A few years ago, I taught as needed in a nearby county juvenile detention center. One winter, the one with all the record blessed rain, (2018 was it?), one end of the detention hall gymnasium was hopping with Pacific tree frogs. They were everywhere. Despite that the wetland they once lived in had been filled, buildings constructed, they still came to what was now only a wet spot in the sod, suburbia’s carpet. Of course, it attracted the kids, some of which I worried might take their frustrations out on these little guys, so I stood watch whenever I was assigned to the gym. There was one young woman who was incarcerated because of her tendency toward violence. I will call her Erica. This is not her real name. She and I stood side by side. I stooped over to scoot a few of the tiny frogs through the bottom of the door, thankfully a crack just big enough they could escape through.
“What are you doing?” she sneered at me.
“Helping them escape,” I said.
“Can you help me escape? Fit me through there?”
“You are the queen of your own destiny. You can “escape” any time you decide you want to,” I answered.
She scoffed. I told her I would be right back and returned with my thermal lunch box with a zipper top. I asked her to help me gather a few of the frogs because I was going to take some of them home, get them out of there, give them a garden, a place to live. To my surprise, she bent down and we started putting frogs in my lunch box. She was very gentle with them. When she caught a particularly big one, she closed her fist around it. I winced. She was going to squeeze it to death, I just knew it. But she didn’t. She opened her fist and it stayed in the palm of her hand, sitting, looking at her. She stared back.
“Well, that one wants to go, obviously, and it’s name is now Erica. Hurry up,” I said, unzipping the top. “Get him in here.” As if saying goodbye, she took another second with “her frog”. There they were, looking at one another. Fighting back tears because it was just one of those moments that proves to be a kind of gift, I pivoted the lunch box toward her. She slipped it into the lunch box while I tried very hard to keep the others in. She actually let out a small laugh. Something I had not seen her do in my time there, laugh or smile.
When I got home with them, all fine, I counted ten, I let them go in the front of the house, by the geraniums.
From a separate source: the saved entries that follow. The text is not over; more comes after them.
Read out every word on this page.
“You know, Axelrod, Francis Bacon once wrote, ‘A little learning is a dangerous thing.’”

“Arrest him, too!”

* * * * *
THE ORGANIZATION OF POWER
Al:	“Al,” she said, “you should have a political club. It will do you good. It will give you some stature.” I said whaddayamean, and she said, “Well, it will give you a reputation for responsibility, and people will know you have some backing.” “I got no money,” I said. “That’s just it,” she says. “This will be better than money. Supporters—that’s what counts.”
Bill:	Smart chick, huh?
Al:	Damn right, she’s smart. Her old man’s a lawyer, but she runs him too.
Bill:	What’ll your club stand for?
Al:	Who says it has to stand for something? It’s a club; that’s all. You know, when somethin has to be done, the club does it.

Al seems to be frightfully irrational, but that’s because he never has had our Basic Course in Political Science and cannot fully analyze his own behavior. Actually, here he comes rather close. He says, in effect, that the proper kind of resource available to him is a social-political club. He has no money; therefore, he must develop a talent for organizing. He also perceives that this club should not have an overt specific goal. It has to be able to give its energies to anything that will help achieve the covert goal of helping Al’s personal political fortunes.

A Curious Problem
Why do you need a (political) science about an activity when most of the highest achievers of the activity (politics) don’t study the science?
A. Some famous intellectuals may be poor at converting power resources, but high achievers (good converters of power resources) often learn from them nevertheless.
Years later, there is a population of frogs that have lived on my front stoop, front yard, ever since including one that is bigger than the others I am convinced is Erica (the frog; I hope the real Erica has worked things out and is thriving somewhere). I can’t say these are all “Detention Center” frogs but I can say, before this, no frogs ever took up residence like these frogs have but now things have gotten worrisome. They are showing up in anything wet, anything that holds water, such as the intentionally deep bowls under the geraniums (and the three tomatoes) and quite accidentally, an old plastic pitcher I use for watering. I fill it and leave it out overnight so the chlorine can evaporate from it. I never remember seeing a clump of frogs in it in the morning. But we are California in denial. We are in a drought. Fire is just one breeze away started in one clump of nonnative grasses. My frogs are not in denial, and they need me more than ever now. So I added a bucket, vegetation. I add water nearly every day to their little ecosystem of one old pitcher and one bucket. By 8 a.m. every morning, they are all gone, off feeding or whatever frogs do during the day. By 6 p.m., they are all back, now counting five, hanging out by their life-saving little pools, usually close together. This is the first summer this has happened. I am very dedicated to getting them through this next hellish summer and in turn, they will get me through it as well.